Giovanni De Stefanis gratifica Assisi di una lieve pacca sulla spalla e marcia trionfalmente fuori mentre il poliziotto si trattiene a stento dal mettersi a saltare di gioia e si gode le occhiate invidiose dei colleghi per quello sfoggio di confidenza.

Rosicate, rosicate, teste di cazzo. E se tutto va come credo presto qualcuno dovrà rosicare molto di più.

 

 

 

 

Capitolo III

 

«Venite santi di Dio. Accorrete Angeli del Signore.
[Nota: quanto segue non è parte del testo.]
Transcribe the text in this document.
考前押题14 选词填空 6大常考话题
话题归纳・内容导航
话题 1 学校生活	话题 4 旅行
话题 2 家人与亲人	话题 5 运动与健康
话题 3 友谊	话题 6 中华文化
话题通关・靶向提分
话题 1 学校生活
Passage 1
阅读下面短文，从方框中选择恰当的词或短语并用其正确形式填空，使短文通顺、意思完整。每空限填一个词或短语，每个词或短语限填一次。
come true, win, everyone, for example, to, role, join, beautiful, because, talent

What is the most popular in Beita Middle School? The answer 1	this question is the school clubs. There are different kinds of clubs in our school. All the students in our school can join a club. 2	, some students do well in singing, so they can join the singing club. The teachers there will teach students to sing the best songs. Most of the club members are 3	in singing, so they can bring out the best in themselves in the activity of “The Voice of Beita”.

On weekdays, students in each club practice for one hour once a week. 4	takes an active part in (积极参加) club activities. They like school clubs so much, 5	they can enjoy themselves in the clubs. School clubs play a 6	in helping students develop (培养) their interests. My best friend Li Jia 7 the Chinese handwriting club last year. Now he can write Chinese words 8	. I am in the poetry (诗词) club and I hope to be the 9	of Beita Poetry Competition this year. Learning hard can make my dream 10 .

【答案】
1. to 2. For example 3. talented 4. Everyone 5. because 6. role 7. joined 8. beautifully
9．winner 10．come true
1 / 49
Accogliete la sua anima e presentatela al trono dell'Altissimo».

Pietro Salis fissa imbambolato le volute d'incenso che si alzano verso il soffitto della basilica di San Lorenzo Fuori le Mura mentre il sacerdote e l'accolito girano attorno al feretro, circondato da un tappeto di fiori, cuscini e corone adorni di lunghi nastri viola, recitando le ultime formule rituali e agitando il turibolo.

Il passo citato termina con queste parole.